My big brush with mortality came a week before I was diagnosed with cancer. I began helping another musician in town diagnosed with Stage 4, this amazing bass player. A week later, I was diagnosed. He found out about it, and here is my friend who then helps me out, getting through cancer. What I got out of that moment is a song called “Luminous Places.” You have this life in this body, and it’s really fragile. But what you have inside is what you have to offer, and it’s just as important as anyone else’s. I’ve had a chance to travel and be in so many places and understand how much there is in common and how much beauty there is.
And “Luminous Places” is both thankful and mournful, particularly considering what you’ve been through.
It’s about the inevitability of defeat. One of the things I have seen traveling around is a search for identity. Importing identities, wearing identities instead of being where we are and dealing with our history. A big feeling that this is f—d up, and I love it anyway. And that’s sort of what I have learned so far.
In “Hourglass,” you sing about turning the hourglass over when it’s run out of sand, which feels like a spiritual way to look at things. Do you think that’s what happens? Do we get another shot at life?
I’m willing to bet it’s continuous after our bodies are gone. Just watch what a super elderly person has to contend with: they go blind, they go deaf. And yet they aren’t scared. There is something enormous in front of them, that they have to live their way through and come out whole. And it never stops: there is a continuous starting over again. But you keep going. Nobody knows what any of this is, but you have to live it. You can’t hide from it.
Towards the end of that song, you say, “I just wanna tear that old machine down.” There’s a degree of fighting that goes along with coming out of hiding, too.
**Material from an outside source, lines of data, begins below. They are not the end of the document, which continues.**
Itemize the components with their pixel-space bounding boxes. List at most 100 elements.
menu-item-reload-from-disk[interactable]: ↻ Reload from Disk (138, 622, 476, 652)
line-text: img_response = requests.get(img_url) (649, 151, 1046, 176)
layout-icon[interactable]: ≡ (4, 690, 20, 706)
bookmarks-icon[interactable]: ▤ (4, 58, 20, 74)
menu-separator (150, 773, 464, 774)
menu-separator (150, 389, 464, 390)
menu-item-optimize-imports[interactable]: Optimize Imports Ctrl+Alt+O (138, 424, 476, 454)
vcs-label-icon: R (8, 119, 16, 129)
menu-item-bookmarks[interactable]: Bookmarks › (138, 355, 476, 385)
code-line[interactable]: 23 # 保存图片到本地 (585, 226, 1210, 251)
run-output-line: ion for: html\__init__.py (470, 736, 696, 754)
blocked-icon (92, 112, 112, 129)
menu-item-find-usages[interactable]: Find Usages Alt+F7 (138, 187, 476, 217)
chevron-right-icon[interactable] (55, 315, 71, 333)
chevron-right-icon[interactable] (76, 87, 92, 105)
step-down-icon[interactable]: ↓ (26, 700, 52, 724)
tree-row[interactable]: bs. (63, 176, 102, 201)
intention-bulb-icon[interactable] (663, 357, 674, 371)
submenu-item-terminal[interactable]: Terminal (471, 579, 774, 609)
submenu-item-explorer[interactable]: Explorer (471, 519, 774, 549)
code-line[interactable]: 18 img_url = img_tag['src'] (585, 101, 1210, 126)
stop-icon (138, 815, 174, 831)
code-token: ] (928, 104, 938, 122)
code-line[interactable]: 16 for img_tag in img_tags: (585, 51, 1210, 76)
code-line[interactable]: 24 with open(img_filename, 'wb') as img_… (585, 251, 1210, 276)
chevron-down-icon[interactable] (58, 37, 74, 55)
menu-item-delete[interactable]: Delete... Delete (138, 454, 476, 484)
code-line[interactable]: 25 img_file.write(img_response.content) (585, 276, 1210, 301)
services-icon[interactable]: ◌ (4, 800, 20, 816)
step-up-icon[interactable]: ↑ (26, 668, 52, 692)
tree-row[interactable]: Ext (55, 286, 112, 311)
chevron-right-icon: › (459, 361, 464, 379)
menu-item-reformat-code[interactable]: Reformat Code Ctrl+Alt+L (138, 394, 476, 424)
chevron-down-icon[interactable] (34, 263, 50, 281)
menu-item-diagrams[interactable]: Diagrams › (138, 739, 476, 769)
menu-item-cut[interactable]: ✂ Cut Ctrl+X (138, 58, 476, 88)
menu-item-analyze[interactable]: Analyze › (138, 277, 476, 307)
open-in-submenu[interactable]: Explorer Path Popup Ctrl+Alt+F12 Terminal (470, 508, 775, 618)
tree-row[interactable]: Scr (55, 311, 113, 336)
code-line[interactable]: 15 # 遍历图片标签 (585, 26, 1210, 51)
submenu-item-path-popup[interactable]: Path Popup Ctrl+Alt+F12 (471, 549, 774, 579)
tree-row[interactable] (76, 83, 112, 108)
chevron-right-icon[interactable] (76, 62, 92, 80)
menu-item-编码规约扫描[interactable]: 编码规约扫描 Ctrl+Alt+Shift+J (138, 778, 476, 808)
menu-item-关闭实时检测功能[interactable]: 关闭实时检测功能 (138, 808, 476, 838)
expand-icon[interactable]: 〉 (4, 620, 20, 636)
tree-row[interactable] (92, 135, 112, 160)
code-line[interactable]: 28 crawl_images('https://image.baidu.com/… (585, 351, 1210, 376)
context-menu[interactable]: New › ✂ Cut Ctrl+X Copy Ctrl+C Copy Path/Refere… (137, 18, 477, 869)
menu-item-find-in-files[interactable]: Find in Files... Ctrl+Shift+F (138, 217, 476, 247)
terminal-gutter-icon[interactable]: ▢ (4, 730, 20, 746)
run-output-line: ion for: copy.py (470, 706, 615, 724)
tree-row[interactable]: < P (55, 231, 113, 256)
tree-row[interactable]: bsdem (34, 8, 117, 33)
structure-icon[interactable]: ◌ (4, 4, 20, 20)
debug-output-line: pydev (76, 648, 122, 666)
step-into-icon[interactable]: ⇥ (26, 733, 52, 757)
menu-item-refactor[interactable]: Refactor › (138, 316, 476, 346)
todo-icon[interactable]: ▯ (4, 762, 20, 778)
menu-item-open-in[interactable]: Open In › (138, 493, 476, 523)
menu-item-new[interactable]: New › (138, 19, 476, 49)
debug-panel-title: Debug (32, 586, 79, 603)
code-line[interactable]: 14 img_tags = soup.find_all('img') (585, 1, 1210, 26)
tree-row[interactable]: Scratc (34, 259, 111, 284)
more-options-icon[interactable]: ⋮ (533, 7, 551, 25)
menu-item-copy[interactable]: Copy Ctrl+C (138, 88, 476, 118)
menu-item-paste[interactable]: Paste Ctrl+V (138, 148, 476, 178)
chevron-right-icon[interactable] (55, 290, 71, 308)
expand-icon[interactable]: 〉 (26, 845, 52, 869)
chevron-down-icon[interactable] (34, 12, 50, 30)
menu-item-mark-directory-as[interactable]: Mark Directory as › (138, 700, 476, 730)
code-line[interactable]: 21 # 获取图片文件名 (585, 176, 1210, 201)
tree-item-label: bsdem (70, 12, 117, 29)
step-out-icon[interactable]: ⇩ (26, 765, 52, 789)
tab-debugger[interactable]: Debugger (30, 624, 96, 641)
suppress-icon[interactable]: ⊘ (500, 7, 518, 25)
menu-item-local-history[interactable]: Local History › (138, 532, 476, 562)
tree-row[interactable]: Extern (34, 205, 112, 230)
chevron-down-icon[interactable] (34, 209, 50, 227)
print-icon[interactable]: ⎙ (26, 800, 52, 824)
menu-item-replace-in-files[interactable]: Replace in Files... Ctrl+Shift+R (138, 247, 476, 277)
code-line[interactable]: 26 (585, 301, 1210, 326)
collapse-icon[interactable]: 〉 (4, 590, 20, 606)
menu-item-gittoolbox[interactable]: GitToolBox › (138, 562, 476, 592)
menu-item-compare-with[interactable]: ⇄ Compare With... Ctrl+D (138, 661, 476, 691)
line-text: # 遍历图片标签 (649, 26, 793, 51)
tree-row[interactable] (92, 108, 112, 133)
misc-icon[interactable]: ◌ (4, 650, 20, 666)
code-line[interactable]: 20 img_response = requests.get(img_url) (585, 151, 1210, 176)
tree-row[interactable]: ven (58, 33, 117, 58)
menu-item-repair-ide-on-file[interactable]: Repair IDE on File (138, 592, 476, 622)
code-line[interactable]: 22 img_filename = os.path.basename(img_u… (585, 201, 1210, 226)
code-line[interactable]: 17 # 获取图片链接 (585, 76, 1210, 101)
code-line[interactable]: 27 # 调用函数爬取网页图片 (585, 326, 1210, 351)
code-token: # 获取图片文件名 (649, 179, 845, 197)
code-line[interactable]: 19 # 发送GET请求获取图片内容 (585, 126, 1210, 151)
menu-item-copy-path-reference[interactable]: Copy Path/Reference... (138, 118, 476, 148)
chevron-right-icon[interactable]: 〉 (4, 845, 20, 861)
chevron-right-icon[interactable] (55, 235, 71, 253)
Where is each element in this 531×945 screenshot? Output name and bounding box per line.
What would happen if we tore that old machine down? If we imagined something else? I have a strong belief in creativity in humans. It’s our biggest strength. But it won’t work really well until we let the other part of the brain be a little more dominant. We are not questioning this world and we are just accepting ideas, not digging any deeper. The root of it all is fear. And being alone. And not having enough.
On “The Wheel,” you allude to the murder of Eric Garner. Why did it feel important to write about this?
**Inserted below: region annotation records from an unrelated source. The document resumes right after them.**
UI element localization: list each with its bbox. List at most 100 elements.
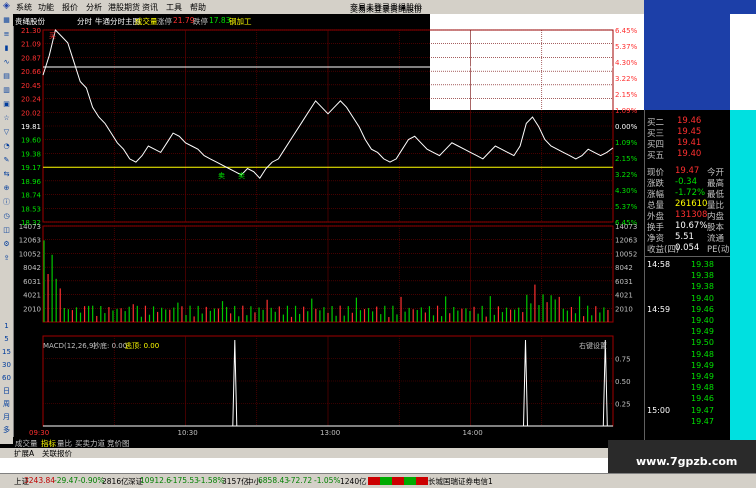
ticks-separator bbox=[645, 256, 731, 257]
limit-down-value: 17.83 bbox=[209, 16, 231, 25]
menubar-right: 交易未登录 贵绳股份 bbox=[350, 0, 644, 15]
price-tick: 18.53 bbox=[21, 205, 41, 213]
period-60min[interactable]: 60 bbox=[0, 372, 13, 385]
pct-tick: 5.37% bbox=[615, 203, 638, 211]
period-30min[interactable]: 30 bbox=[0, 359, 13, 372]
compare-icon[interactable]: ⇆ bbox=[2, 170, 11, 179]
market-breadth-bar bbox=[368, 477, 428, 485]
price-axis: 21.30 21.09 20.87 20.66 20.45 20.24 20.02 19.81… bbox=[21, 27, 42, 227]
line-icon[interactable]: ∿ bbox=[2, 58, 11, 67]
price-tick: 20.24 bbox=[21, 96, 42, 104]
volume-tick: 14073 bbox=[19, 223, 41, 231]
tools-icon[interactable]: ✎ bbox=[2, 156, 11, 165]
tick-price: 19.49 bbox=[691, 360, 714, 370]
extension-tabs: 扩展A 关联报价 bbox=[0, 448, 608, 458]
macd-settings-button[interactable]: 右键设置 bbox=[579, 341, 607, 350]
menu-help[interactable]: 帮助 bbox=[190, 2, 206, 13]
price-tick: 18.74 bbox=[21, 192, 42, 200]
list-icon[interactable]: ≡ bbox=[2, 30, 11, 39]
grid-icon[interactable]: ▤ bbox=[2, 72, 11, 81]
period-5min[interactable]: 5 bbox=[0, 333, 13, 346]
indicator-tabs: 成交量 指标 量比 买卖力道 竞价图 bbox=[13, 437, 630, 448]
pct-tick: 1.09% bbox=[615, 139, 638, 147]
zx-change: -72.72 bbox=[288, 476, 313, 485]
zoom-icon[interactable]: ⊕ bbox=[2, 184, 11, 193]
menu-hk-futures[interactable]: 港股期货 bbox=[108, 2, 140, 13]
sh-value: 3243.84 bbox=[24, 476, 56, 485]
tick-price: 19.38 bbox=[691, 260, 714, 269]
pct-tick: 3.22% bbox=[615, 171, 638, 179]
time-tick: 10:30 bbox=[178, 429, 198, 437]
pct-axis: 6.45% 5.37% 4.30% 3.22% 2.15% 1.09% 0.00% 1.09%… bbox=[615, 27, 638, 227]
volume-tick-right: 14073 bbox=[615, 223, 637, 231]
period-day[interactable]: 日 bbox=[0, 385, 13, 398]
intraday-chart[interactable]: 21.30 21.09 20.87 20.66 20.45 20.24 20.02 19.81… bbox=[13, 26, 644, 437]
tick-price: 19.40 bbox=[691, 316, 714, 325]
macd-spike bbox=[602, 339, 608, 427]
stock-name-label[interactable]: 贵绳股份 bbox=[390, 2, 422, 13]
trade-markers: 买卖 卖 bbox=[49, 32, 245, 180]
menu-quote[interactable]: 报价 bbox=[62, 2, 78, 13]
pct-tick: 4.30% bbox=[615, 187, 638, 195]
chart-icon[interactable]: ▦ bbox=[2, 16, 11, 25]
export-icon[interactable]: ⇪ bbox=[2, 254, 11, 263]
quote-row-value: 19.47 bbox=[675, 166, 700, 176]
period-selector[interactable]: 1 5 15 30 60 日 周 月 多 bbox=[0, 320, 13, 437]
app-logo-icon: ◈ bbox=[3, 1, 10, 11]
volume-tick-right: 12063 bbox=[615, 237, 637, 245]
period-icon[interactable]: ◷ bbox=[2, 212, 11, 221]
tick-time: 15:00 bbox=[647, 405, 671, 415]
period-15min[interactable]: 15 bbox=[0, 346, 13, 359]
news-icon[interactable]: ▣ bbox=[2, 100, 11, 109]
quote-row-value: -1.72% bbox=[675, 188, 706, 198]
tick-price: 19.49 bbox=[691, 372, 714, 381]
price-tick: 20.66 bbox=[21, 68, 42, 76]
buy-marker: 买 bbox=[49, 32, 56, 40]
settings-icon[interactable]: ⚙ bbox=[2, 240, 11, 249]
time-tick: 14:00 bbox=[463, 429, 483, 437]
pct-tick: 1.09% bbox=[615, 107, 638, 115]
tick-time: 14:58 bbox=[647, 260, 671, 269]
macd-top: 逃顶: 0.00 bbox=[125, 341, 159, 350]
sz-amount: 3157亿 bbox=[222, 477, 249, 486]
filter-icon[interactable]: ▽ bbox=[2, 128, 11, 137]
period-more[interactable]: 多 bbox=[0, 424, 13, 437]
tick-price: 19.49 bbox=[691, 327, 714, 337]
chart-grid bbox=[42, 29, 614, 427]
layer-icon[interactable]: ◫ bbox=[2, 226, 11, 235]
volume-tick-right: 8042 bbox=[615, 264, 633, 272]
star-icon[interactable]: ☆ bbox=[2, 114, 11, 123]
trade-login-label[interactable]: 交易未登录 bbox=[350, 2, 390, 13]
menu-news[interactable]: 资讯 bbox=[142, 2, 158, 13]
tick-price: 19.40 bbox=[691, 293, 714, 303]
bell-icon[interactable]: ◔ bbox=[2, 142, 11, 151]
zx-amount: 1240亿 bbox=[340, 477, 367, 486]
quote-row-value: 10.67% bbox=[675, 221, 708, 231]
macd-tick: 0.50 bbox=[615, 378, 631, 386]
tick-time: 14:59 bbox=[647, 304, 671, 314]
tick-price: 19.47 bbox=[691, 416, 714, 426]
pct-tick: 5.37% bbox=[615, 43, 638, 51]
period-month[interactable]: 月 bbox=[0, 411, 13, 424]
pct-tick: 0.00% bbox=[615, 123, 638, 131]
period-1min[interactable]: 1 bbox=[0, 320, 13, 333]
candle-icon[interactable]: ▮ bbox=[2, 44, 11, 53]
macd-label: MACD(12,26,9) bbox=[43, 342, 96, 350]
menu-analysis[interactable]: 分析 bbox=[86, 2, 102, 13]
volume-tick: 10052 bbox=[19, 250, 41, 258]
period-week[interactable]: 周 bbox=[0, 398, 13, 411]
zx-pct: -1.05% bbox=[314, 476, 341, 485]
menu-tools[interactable]: 工具 bbox=[166, 2, 182, 13]
extension-area bbox=[0, 458, 608, 473]
menu-function[interactable]: 功能 bbox=[38, 2, 54, 13]
table-icon[interactable]: ▥ bbox=[2, 86, 11, 95]
sz-value: 10912.6 bbox=[140, 476, 172, 485]
info-icon[interactable]: ⓘ bbox=[2, 198, 11, 207]
tick-price: 19.46 bbox=[691, 394, 714, 404]
tick-price: 19.50 bbox=[691, 338, 714, 348]
quote-row-value: 0.054 bbox=[675, 243, 700, 253]
menu-system[interactable]: 系统 bbox=[16, 2, 32, 13]
volume-tick: 12063 bbox=[19, 237, 41, 245]
side-strip bbox=[730, 110, 756, 440]
volume-tick: 8042 bbox=[23, 264, 41, 272]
Most of us don’t keep it on our radar, because we don’t have to. As a white person, you have to work consistently so that you understand your preconditioning, to keep awareness alive. I don’t think there’s any one leader or movement that can change these things. I think it’s something everyone out there has to do.
Do you think artists have a responsibility to sing about social change?
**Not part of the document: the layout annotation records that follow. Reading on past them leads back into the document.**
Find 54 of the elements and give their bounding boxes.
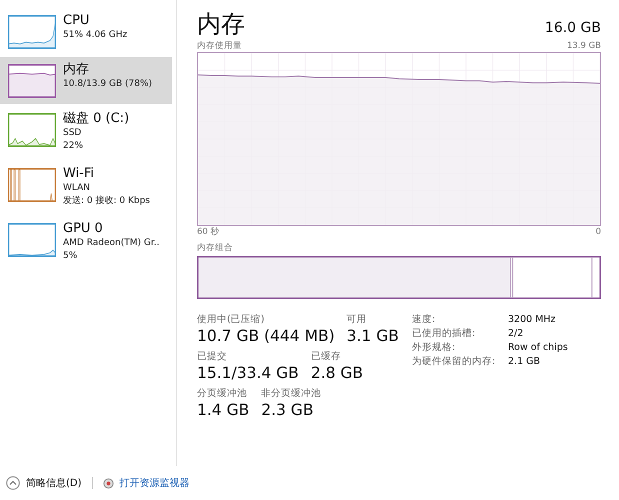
sparkline-graph (8, 113, 56, 147)
sparkline-graph (8, 168, 56, 202)
item-detail: 22% (63, 140, 84, 153)
axis-label: 60 秒 (197, 226, 220, 238)
graph-max: 13.9 GB (566, 40, 601, 52)
summary-toggle[interactable]: 简略信息(D) (26, 476, 82, 490)
sparkline-graph (8, 223, 56, 257)
item-title: 内存 (63, 61, 90, 78)
sidebar-item[interactable]: GPU 0 AMD Radeon(TM) Gr.. 5% (0, 216, 172, 269)
item-detail: 51% 4.06 GHz (63, 29, 128, 42)
item-detail: 发送: 0 接收: 0 Kbps (63, 195, 150, 208)
stat-value: 3.1 GB (346, 326, 399, 346)
sparkline-graph (8, 15, 56, 49)
item-detail: WLAN (63, 182, 92, 195)
item-detail: 5% (63, 250, 78, 263)
detail-value: 2.1 GB (508, 355, 542, 368)
detail-value: 2/2 (508, 327, 524, 340)
resource-monitor-link[interactable]: 打开资源监视器 (120, 476, 190, 490)
sidebar-item[interactable]: 内存 10.8/13.9 GB (78%) (0, 57, 172, 104)
item-title: CPU (63, 12, 90, 29)
stat-label: 使用中(已压缩) (197, 313, 266, 326)
monitor-icon (102, 478, 114, 488)
axis-label: 0 (596, 226, 601, 238)
stat-label: 已缓存 (310, 350, 342, 363)
sidebar-item[interactable]: Wi-Fi WLAN 发送: 0 接收: 0 Kbps (0, 161, 172, 214)
sidebar-item[interactable]: 磁盘 0 (C:) SSD 22% (0, 106, 172, 159)
item-detail: AMD Radeon(TM) Gr.. (63, 237, 160, 250)
detail-label: 已使用的插槽: (412, 327, 476, 340)
stat-value: 10.7 GB (444 MB) (197, 326, 335, 346)
stat-label: 分页缓冲池 (197, 387, 248, 400)
composition-label: 内存组合 (197, 242, 233, 254)
item-title: 磁盘 0 (C:) (63, 110, 130, 127)
detail-label: 为硬件保留的内存: (412, 355, 496, 368)
detail-value: Row of chips (508, 341, 568, 354)
stat-value: 1.4 GB (197, 400, 250, 420)
graph-label: 内存使用量 (197, 40, 242, 52)
sidebar-item[interactable]: CPU 51% 4.06 GHz (0, 8, 172, 55)
item-title: GPU 0 (63, 220, 104, 237)
stat-value: 15.1/33.4 GB (197, 363, 299, 383)
detail-label: 外形规格: (412, 341, 456, 354)
stat-label: 非分页缓冲池 (261, 387, 322, 400)
detail-value: 3200 MHz (508, 313, 557, 326)
stat-value: 2.3 GB (261, 400, 314, 420)
stat-label: 可用 (346, 313, 368, 326)
stat-label: 已提交 (197, 350, 228, 363)
stat-value: 2.8 GB (310, 363, 364, 383)
total-memory: 16.0 GB (544, 20, 601, 36)
item-title: Wi-Fi (63, 165, 96, 182)
detail-label: 速度: (412, 313, 436, 326)
page-title: 内存 (197, 9, 245, 40)
sparkline-graph (8, 64, 56, 98)
collapse-icon[interactable] (6, 476, 20, 490)
item-detail: 10.8/13.9 GB (78%) (63, 78, 152, 91)
item-detail: SSD (63, 127, 82, 140)
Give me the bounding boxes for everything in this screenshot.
I don’t know about in general but, since I was a kid, I’ve had some of the same exact feelings about the world. I have a memory of the Martin Luther King Jr. assassination, and my mother vacuuming the house in tears. There was a time when we thought, “we got this.” It’s been a big weight as an older person to go, “Wow. We haven’t got this at all.” There is a lot that still needs to be evolving.
There are great records being made right now that are both reflecting on the strife around us but at the same time, offering some peace. Patty Griffin is one of those records.
Losing my voice got me thinking: should I be doing something else? But then I realized, “oh boy, I don’t think I can.” I hope it makes people happy. But it’s not party animal music. I think it makes people happy-sad, actually: but, to me, that is my personal favorite happy.